The Federal Reserve and the path of monetary policy will be a primary area of focus in the months ahead. After the latest Fed meeting, markets are not expecting any further hikes from the Fed this year. Some Fed officials and analysts have, however, suggested that more hikes may still be appropriate. Although the economy remains strong, some cracks have begun to emerge that could potentially spell trouble for the globe’s largest economic engine.
Not only have rate hike expectations pretty much been thrown out the window, but there seems to be increasing talk of the Fed even starting to ease again. That is where things started to look far more interesting late last week. On Friday, White House Economic Advisor Larry Kudlow suggested that the Fed should cut rates by 50 bps “immediately.” Kudlow’s comments should not come as a surprise, as President Trump has been highly critical of the central bank and its rate hikes for some time. It has fueled some speculation, however, that perhaps the economy is not as solid as some think. Looser monetary policy could also potentially be used as a hedge of sorts if a trade agreement with China is not reached in the weeks or months ahead.

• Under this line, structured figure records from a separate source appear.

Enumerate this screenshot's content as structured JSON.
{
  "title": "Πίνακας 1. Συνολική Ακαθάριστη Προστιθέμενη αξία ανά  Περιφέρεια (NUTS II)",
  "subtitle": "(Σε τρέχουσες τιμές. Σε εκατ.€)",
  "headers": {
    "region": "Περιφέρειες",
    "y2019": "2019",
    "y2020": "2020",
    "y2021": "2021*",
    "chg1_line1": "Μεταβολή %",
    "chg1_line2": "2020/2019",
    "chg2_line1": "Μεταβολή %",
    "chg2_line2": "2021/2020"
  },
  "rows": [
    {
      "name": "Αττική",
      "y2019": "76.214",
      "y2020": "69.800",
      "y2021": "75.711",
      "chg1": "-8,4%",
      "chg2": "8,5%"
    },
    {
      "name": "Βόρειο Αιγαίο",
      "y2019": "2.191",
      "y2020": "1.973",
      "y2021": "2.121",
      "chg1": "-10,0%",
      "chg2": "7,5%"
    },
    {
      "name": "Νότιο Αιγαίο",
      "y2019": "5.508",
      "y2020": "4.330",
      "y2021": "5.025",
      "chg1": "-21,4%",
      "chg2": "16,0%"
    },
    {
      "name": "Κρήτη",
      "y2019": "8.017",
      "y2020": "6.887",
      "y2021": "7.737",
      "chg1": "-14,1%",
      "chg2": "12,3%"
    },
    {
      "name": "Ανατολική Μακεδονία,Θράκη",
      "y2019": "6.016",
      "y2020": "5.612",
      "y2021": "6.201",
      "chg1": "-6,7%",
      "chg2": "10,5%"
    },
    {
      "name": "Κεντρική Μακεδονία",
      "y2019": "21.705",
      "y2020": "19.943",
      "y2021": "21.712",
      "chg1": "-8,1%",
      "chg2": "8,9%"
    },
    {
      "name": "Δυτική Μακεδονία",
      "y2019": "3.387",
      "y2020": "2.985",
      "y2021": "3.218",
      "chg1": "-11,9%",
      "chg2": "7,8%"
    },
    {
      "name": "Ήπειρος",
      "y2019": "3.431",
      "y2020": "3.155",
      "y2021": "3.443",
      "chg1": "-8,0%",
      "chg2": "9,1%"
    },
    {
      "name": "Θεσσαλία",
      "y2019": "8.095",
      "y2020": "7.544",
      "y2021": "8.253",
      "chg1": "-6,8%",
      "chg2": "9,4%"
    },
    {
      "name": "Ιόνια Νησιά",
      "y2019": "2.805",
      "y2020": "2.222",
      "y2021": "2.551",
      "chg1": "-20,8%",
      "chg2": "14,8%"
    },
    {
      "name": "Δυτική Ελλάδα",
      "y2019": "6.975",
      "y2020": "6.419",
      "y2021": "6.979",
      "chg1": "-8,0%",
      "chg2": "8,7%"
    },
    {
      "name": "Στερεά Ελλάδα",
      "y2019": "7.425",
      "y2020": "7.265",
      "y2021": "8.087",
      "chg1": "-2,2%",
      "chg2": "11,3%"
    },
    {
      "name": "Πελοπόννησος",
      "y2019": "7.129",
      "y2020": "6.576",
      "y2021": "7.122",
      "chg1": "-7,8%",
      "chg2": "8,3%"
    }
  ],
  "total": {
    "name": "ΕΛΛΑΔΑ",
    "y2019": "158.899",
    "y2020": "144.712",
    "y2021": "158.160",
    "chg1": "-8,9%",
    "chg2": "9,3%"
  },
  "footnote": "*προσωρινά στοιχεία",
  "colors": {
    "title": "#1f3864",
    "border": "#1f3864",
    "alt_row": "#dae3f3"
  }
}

Despite the Fed’s increasingly dovish stance, the dollar index has continued on the offensive and has likely been a major factor in gold’s recent pullback. Several factors may continue to keep the greenback moving higher, as investors seek out its perceived safety and stability. Concerns over U.S./China trade talks, the uncertainty surrounding Brexit and even a change in tone from the ECB may all keep a bid in the U.S. currency.
The dollar is back at a multi-month high and could potentially be on the verge of an upside breakout. How much room the currency may have to run is unclear but further gains above recent highs may be limited. A resolution to any of the above issues could put some significant downward pressure on the currency and force a change in trend. A weaker dollar could give the gold bulls a breath of fresh air and fuel higher prices. If U.S./ China talks break down, or if a no-deal Brexit is set to take place, the flight to safety could be significant enough to propel gold higher despite a stronger dollar.
Markets will be watching the data stream closely in the weeks and months ahead as concerns over a major global slowdown mount. Key data points such as housing and manufacturing have shown measurable weakness in recent months, and the latest reading on consumer spending and inflation did nothing to alleviate those fears.
The significant economic slowdown along with benign inflation may allow the Fed, and even other central banks, to ease again if necessary. An extension of ultra-low rate policies could keep a floor under the gold market and other dollar-denominated assets.
In the meantime, gold has fallen back into its previous trading range and will likely find significant buying interest on any dips towards the range-bottom around the $1280 area. The gold bulls may simply be in a holding pattern until the next major buying catalyst comes along.